By the year 3000, astronomers believed that their giant orbiting telescopes had detected all planetary systems within five hundred light-years of the Sun. Dozens of approximately Earth-size worlds had been discovered, and some of the closer ones had been crudely mapped. Several had atmospheres bearing that unmistakable signature of life, an abnormally high percentage of oxygen. There was a reasonable chance that men could survive there — if they could reach them.

Men could not, but Man could.

The first seedships were primitive, yet even so they stretched technology to the limit. With the propulsion systems available by 2500, they could reach the nearest planetary system in two hundred years, carrying their precious burden of frozen embryos.
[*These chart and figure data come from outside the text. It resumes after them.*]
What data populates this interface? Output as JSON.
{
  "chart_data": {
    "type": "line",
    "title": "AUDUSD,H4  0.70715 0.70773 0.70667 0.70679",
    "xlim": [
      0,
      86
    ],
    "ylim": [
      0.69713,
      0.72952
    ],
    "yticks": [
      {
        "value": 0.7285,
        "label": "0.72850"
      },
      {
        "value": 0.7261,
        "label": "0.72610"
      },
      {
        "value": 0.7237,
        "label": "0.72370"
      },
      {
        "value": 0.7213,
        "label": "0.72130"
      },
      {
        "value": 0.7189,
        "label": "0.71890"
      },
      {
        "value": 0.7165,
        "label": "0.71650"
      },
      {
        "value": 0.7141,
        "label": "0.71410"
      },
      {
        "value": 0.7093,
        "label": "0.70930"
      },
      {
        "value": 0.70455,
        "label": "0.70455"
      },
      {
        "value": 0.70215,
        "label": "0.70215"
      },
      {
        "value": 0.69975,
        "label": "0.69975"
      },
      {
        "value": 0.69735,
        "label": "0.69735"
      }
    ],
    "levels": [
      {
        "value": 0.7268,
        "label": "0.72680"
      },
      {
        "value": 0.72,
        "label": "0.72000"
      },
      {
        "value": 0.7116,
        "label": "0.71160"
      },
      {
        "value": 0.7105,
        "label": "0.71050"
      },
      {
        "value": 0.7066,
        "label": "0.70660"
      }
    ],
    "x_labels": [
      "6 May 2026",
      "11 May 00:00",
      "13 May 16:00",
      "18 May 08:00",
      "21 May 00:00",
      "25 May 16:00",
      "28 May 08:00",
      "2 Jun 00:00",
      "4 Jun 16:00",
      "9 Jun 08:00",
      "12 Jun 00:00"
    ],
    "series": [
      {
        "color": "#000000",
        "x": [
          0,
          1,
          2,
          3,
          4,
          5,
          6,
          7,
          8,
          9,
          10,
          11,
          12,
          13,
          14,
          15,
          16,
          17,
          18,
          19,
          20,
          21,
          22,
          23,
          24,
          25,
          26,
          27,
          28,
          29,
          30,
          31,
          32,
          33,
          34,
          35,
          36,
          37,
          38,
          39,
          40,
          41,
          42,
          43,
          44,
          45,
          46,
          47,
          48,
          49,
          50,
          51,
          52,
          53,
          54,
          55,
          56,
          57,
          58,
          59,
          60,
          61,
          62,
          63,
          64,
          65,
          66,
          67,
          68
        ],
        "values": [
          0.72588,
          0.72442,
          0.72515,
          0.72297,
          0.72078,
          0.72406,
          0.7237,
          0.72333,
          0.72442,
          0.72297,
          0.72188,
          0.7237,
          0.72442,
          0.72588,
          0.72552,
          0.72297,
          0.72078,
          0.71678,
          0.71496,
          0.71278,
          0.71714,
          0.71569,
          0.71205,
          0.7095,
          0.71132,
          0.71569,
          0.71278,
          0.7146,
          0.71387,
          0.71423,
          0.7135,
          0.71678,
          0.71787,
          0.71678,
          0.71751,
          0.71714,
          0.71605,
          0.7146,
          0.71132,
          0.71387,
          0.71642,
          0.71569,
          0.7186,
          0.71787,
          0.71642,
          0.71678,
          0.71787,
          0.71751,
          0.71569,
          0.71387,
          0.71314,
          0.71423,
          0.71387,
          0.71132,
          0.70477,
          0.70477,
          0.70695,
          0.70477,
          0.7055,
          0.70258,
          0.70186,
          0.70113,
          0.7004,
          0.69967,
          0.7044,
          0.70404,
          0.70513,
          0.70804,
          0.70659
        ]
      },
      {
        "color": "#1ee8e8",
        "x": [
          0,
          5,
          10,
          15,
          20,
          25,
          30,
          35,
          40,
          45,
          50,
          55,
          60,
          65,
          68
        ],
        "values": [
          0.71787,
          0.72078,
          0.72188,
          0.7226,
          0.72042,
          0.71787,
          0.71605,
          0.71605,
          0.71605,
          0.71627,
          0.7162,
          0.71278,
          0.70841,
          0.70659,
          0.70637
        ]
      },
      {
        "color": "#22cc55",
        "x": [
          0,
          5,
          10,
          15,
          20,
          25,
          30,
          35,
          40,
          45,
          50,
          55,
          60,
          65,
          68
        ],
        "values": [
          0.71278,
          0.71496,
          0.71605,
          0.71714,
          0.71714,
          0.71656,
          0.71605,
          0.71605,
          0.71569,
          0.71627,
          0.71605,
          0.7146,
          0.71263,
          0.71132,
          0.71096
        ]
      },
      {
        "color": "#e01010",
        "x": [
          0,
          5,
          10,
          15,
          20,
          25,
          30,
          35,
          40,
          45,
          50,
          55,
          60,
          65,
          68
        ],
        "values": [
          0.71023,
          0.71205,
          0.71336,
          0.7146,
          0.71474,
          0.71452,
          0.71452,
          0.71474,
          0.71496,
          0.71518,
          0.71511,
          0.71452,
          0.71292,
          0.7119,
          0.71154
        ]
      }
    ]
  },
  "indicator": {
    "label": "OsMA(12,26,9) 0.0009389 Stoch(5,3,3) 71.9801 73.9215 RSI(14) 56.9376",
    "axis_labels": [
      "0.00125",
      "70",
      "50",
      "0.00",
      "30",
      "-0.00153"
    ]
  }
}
But that was the least of their tasks. They also had to carry the automatic equipment that would revive and rear these potential humans, and teach them how to survive in an unknown but probably hostile environment. It would be useless — indeed, cruel — to decant naked, ignorant children on to worlds as unfriendly as the Sahara or the Antarctic. They had to be educated, given tools, shown how to locate and use local resources. After it had landed and the seedship became a Mother Ship, it might have to cherish its brood for generations.

Not only humans had to be carried, but a complete biota. Plants (even though no one knew if there would be soil for them), farm animals, and a surprising variety of essential insects and microorganisms also had to be included in case normal food-production systems broke down and it was necessary to revert to basic agricultural techniques.